Yesterday, I wrote about Rutger’s efforts to eliminate grammar from English language studies, providing a couple of examples of how that might go askew:
“[Writing] “Protest, shootings, and arson,” rather than “Protest shootings and arson,” might pass in an Applied Critical Theory class where there is only one possible meaning…”
“A Masters (A word on the way out, and I don’t think we can use “He da man,” either.) in English is now a purely political credential.”
There is a long and growing list of words which are being assigned purely political application. One must be cautious in finding alternatives.
Here’s someone who wasn’t:
Why I decided to take the word ‘chief’ out of my CEO title to respect Indigenous people
Catherine Roome, the former CEO in question, is now is president and lead executive officer of Technical Safety BC.
I fear she didn’t take enough time to think this change through, even as a team formerly known as the
Redskins provided an example of careful consideration by relabelling themselves as the Washington Football Team while working their way through the critical race linguistic minefield.
Ms. Roome’s new title of Lead Executive Officer has a couple of problems. First, the very concept of leadership presumes merit-based anti-egalitarianism. Second, and most damning, LEO is also a widely used acronym for Law Enforcement Officer.

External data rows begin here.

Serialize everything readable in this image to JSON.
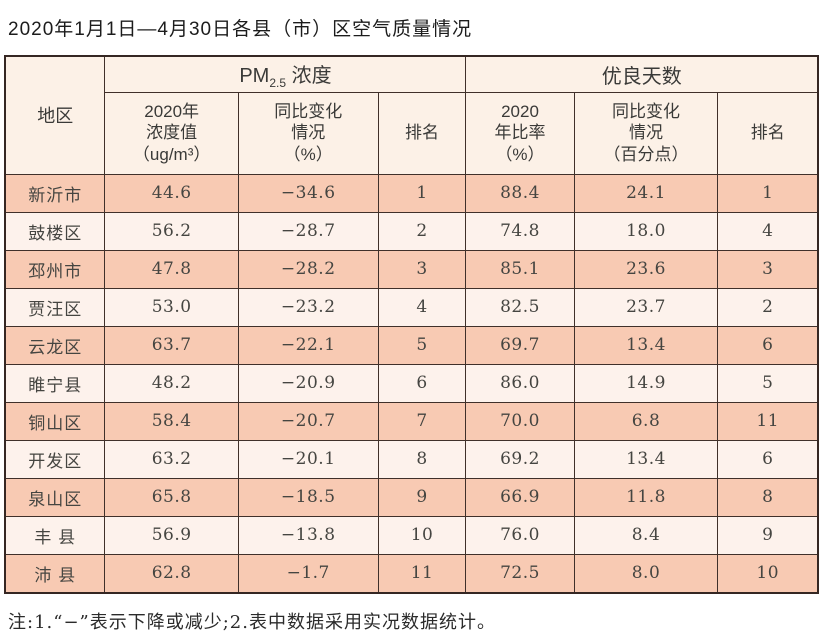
{
  "page": {
    "title": "2020年1月1日—4月30日各县（市）区空气质量情况",
    "footnote": "注:1.“−”表示下降或减少;2.表中数据采用实况数据统计。"
  },
  "table": {
    "header": {
      "region": "地区",
      "pm_group": {
        "prefix": "PM",
        "sub": "2.5",
        "suffix": " 浓度"
      },
      "good_days_group": "优良天数",
      "pm_value": {
        "line1": "2020年",
        "line2": "浓度值",
        "line3": "（ug/m³）"
      },
      "pm_change": {
        "line1": "同比变化",
        "line2": "情况",
        "line3": "（%）"
      },
      "pm_rank": "排名",
      "gd_ratio": {
        "line1": "2020",
        "line2": "年比率",
        "line3": "（%）"
      },
      "gd_change": {
        "line1": "同比变化",
        "line2": "情况",
        "line3": "（百分点）"
      },
      "gd_rank": "排名"
    },
    "rows": [
      {
        "region": "新沂市",
        "pm_value": "44.6",
        "pm_change": "−34.6",
        "pm_rank": "1",
        "gd_ratio": "88.4",
        "gd_change": "24.1",
        "gd_rank": "1"
      },
      {
        "region": "鼓楼区",
        "pm_value": "56.2",
        "pm_change": "−28.7",
        "pm_rank": "2",
        "gd_ratio": "74.8",
        "gd_change": "18.0",
        "gd_rank": "4"
      },
      {
        "region": "邳州市",
        "pm_value": "47.8",
        "pm_change": "−28.2",
        "pm_rank": "3",
        "gd_ratio": "85.1",
        "gd_change": "23.6",
        "gd_rank": "3"
      },
      {
        "region": "贾汪区",
        "pm_value": "53.0",
        "pm_change": "−23.2",
        "pm_rank": "4",
        "gd_ratio": "82.5",
        "gd_change": "23.7",
        "gd_rank": "2"
      },
      {
        "region": "云龙区",
        "pm_value": "63.7",
        "pm_change": "−22.1",
        "pm_rank": "5",
        "gd_ratio": "69.7",
        "gd_change": "13.4",
        "gd_rank": "6"
      },
      {
        "region": "睢宁县",
        "pm_value": "48.2",
        "pm_change": "−20.9",
        "pm_rank": "6",
        "gd_ratio": "86.0",
        "gd_change": "14.9",
        "gd_rank": "5"
      },
      {
        "region": "铜山区",
        "pm_value": "58.4",
        "pm_change": "−20.7",
        "pm_rank": "7",
        "gd_ratio": "70.0",
        "gd_change": "6.8",
        "gd_rank": "11"
      },
      {
        "region": "开发区",
        "pm_value": "63.2",
        "pm_change": "−20.1",
        "pm_rank": "8",
        "gd_ratio": "69.2",
        "gd_change": "13.4",
        "gd_rank": "6"
      },
      {
        "region": "泉山区",
        "pm_value": "65.8",
        "pm_change": "−18.5",
        "pm_rank": "9",
        "gd_ratio": "66.9",
        "gd_change": "11.8",
        "gd_rank": "8"
      },
      {
        "region": "丰 县",
        "pm_value": "56.9",
        "pm_change": "−13.8",
        "pm_rank": "10",
        "gd_ratio": "76.0",
        "gd_change": "8.4",
        "gd_rank": "9"
      },
      {
        "region": "沛 县",
        "pm_value": "62.8",
        "pm_change": "−1.7",
        "pm_rank": "11",
        "gd_ratio": "72.5",
        "gd_change": "8.0",
        "gd_rank": "10"
      }
    ]
  },
  "colors": {
    "row_odd_bg": "#f8cab3",
    "row_even_bg": "#fdf2ec",
    "header_bg": "#fcf1e7",
    "border": "#40302a"
  }
}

Since we are allowed only one political meaning per term, I’d say law enforcement officer wins on seniority.
Now. On to “executive.”
One who can make significant decisions on their own authority. A position that coordinates and governs the action of others; supervisor
One who has a position of authority in a hierarchical organization, especially in military, police or government organizations. A respectful term of address for an officer, especially a police officer.
These words would seem of limited use in our new woke world, and subject to banning at any moment.
One might think congratulations are due future holders of Rutgers English degrees for having improved job prospects as English Sanitation Clerks, except they will never have heard the words they’re trying to sanitize.